Wednesday, April 13, 2011

Carne Adovada, Real New Mexican Food


* We linked this post at Fight Back Friday at Food Renegade *

Cape Girardeau, Missouri.  Probably among the very last places you'd expect to have genuine carne adovada, made with real hatch red chiles (I brought them back with me on my last trip to NM -- that's the kind of chile addict I am).  I was following a recipe I found here, at least approximately.  I had never made carne adovada with smoked pork before, but I will never make it without smoked pork now that I have.  This stuff is GOOD.  Be warned though, it is pretty spicy for those who aren't accustomed to chiles.

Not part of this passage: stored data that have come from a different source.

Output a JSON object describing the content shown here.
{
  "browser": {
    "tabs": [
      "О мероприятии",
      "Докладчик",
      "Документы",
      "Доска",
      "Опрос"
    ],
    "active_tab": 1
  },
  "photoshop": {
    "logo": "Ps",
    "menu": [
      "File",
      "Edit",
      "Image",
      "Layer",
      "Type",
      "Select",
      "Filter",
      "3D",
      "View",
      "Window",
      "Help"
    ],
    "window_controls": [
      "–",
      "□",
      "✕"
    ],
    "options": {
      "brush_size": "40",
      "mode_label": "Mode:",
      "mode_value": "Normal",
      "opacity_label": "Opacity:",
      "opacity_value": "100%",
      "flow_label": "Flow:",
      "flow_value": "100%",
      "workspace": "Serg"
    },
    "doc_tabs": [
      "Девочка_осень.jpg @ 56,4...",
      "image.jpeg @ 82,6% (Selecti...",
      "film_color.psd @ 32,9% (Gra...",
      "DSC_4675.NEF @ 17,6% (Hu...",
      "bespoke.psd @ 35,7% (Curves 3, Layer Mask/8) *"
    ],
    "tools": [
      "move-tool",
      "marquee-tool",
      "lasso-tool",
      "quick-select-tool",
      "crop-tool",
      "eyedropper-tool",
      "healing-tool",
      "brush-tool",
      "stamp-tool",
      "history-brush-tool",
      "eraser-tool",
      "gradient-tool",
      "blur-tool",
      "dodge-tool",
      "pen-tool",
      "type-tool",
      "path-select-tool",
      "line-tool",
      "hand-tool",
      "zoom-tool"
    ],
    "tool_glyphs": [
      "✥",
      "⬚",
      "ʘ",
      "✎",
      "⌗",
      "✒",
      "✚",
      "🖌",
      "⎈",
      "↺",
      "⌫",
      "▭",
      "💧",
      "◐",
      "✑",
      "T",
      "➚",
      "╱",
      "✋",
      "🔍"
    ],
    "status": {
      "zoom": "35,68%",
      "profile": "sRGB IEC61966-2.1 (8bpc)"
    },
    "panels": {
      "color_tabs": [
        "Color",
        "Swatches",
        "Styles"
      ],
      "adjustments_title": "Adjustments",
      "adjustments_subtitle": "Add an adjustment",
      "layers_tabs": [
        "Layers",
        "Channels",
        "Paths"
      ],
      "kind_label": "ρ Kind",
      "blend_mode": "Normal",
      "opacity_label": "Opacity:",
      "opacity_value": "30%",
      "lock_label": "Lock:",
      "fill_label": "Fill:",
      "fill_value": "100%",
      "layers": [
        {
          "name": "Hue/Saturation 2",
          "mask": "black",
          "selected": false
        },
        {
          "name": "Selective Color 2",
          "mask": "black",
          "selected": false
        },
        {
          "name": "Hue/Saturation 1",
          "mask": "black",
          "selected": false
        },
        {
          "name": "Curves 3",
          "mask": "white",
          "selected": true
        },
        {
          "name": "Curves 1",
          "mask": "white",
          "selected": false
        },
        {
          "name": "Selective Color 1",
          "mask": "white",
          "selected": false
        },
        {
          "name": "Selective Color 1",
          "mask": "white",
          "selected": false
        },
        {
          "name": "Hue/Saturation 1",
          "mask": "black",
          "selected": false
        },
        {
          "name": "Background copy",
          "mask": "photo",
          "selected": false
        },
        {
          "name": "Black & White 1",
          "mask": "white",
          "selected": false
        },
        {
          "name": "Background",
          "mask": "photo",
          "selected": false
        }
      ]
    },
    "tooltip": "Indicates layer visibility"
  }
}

Carne adovada is a New Mexican dish consisting of cubes of pork marinated in red chile puree, then smoked and finally slow simmered in red chile sauce until they are fall-apart tender and bursting with chile flavor.  The ingredients are simple, the method is simple, but it does take a few days to do this properly.


Red Chile Marinade:
  1. 25-30 dried red hatch chiles
  2. 8 cloves garlic, coarsely chopped
  3. 1-2 Tbsp Mexican oregano (Greek oregano is fine too)
  4. ~1 tsp sea salt
Remove the stems from the chiles and rinse them clean, then put them in a sauce pan, cover with water (or chicken stock) and boil for about 20 minutes, until they are fairly tender.  Keep the water (stock) from this operation for use later.  The chiles won't be mushy, just flexible and mostly rehydrated.


Chop them into a coarse dice, then add enough of the cooking water to cover them about 1/2-3/4 of the way, add the garlic and oregano, and blend into a puree.  I used my immersion blender and it worked just fine.  We're going for a thick puree here, not a sauce:



Cut your pork into largish pieces (3x3x6 inches, for example) and put them in the marinade.  Make sure they're all well coated, then put this in the fridge for a couple of days to marinate.

Red Chile Sauce:
  1. 25-30 dried red hatch chiles
  2. 4 C. chicken stock
  3. 2-4 cloves garlic, crushed and chopped
  4. 2 tsp Mexican oregano
  5. salt, to taste (about a Tbsp)
You can wait until you're ready to actually cook the meat before you make this part (this will be a couple of days after completing the first step). Add the leftover boiling water from the marinade to the stock, add in the cleaned chiles, and boil until the chiles are supple.  Add the remaining ingredients and blend into a sauce.

Carne Adovada:
  1. 10-12 lb pork butt, bone removed and cut into large chunks (see above)
  2. 1 batch of red chile marinade
  3. 1 batch red chile sauce
Marinate the pork chunks in the marinade for at least 24 hours -- longer is better. When you're ready to cook the meat, prep your smoker or grill for smoking.  I use my kettle grill for quick smoking jobs like this.  To set up a kettle grill for smoking, I put all the coals on one side, put a big log of the smoking wood up against them, and put a pan of water over the top of the coals:



The meat goes on the other side of the log from the coals.  When you have it burning well, put the meat on the grate in a single layer and put the lid on the grill.  Shut the air down to regulate the temperature and produce better smoke -- I keep my vents at about 1/2 for this:



After 6-8 hours of smoking, the meat should be cooked.  You should have a nice layer of smoked chile marinade and a little smoke ring in the meat:


Take it off the grill and cut it into 1 inch cubes:



Add the cubes to a casserole, add the sauce and any extra marinade, cover tightly, and bake at 325 for three to four more hours.  If you have a cast iron dutch oven, you can grill this stew to add extra delicious smoke flavor by stoking the grill fire back up, ensuring there is wood remaining for smoke, and putting the pot on the grate.  The pot should have its lid off for this, and the grill should have the lid on at about the same level it was for smoking.  You'll need to check this periodically to make sure it's not boiling dry, but I guarantee you will not be disappointed by the added flavor!  I did this batch in the oven because I currently can't find my dutch oven (*sigh* -- still unpacking).



To serve, spread a nice homemade tortilla on a plate, scoop out a ladle of carne adovada, some black beans, and some crispy hash browns.  Top it with an over-easy fried egg (I actually forgot this part, as you can see in the picture) and a generous dose of melted sharp cheese.  This was the best carne adovada I've ever had, and I hope it treats you the same way!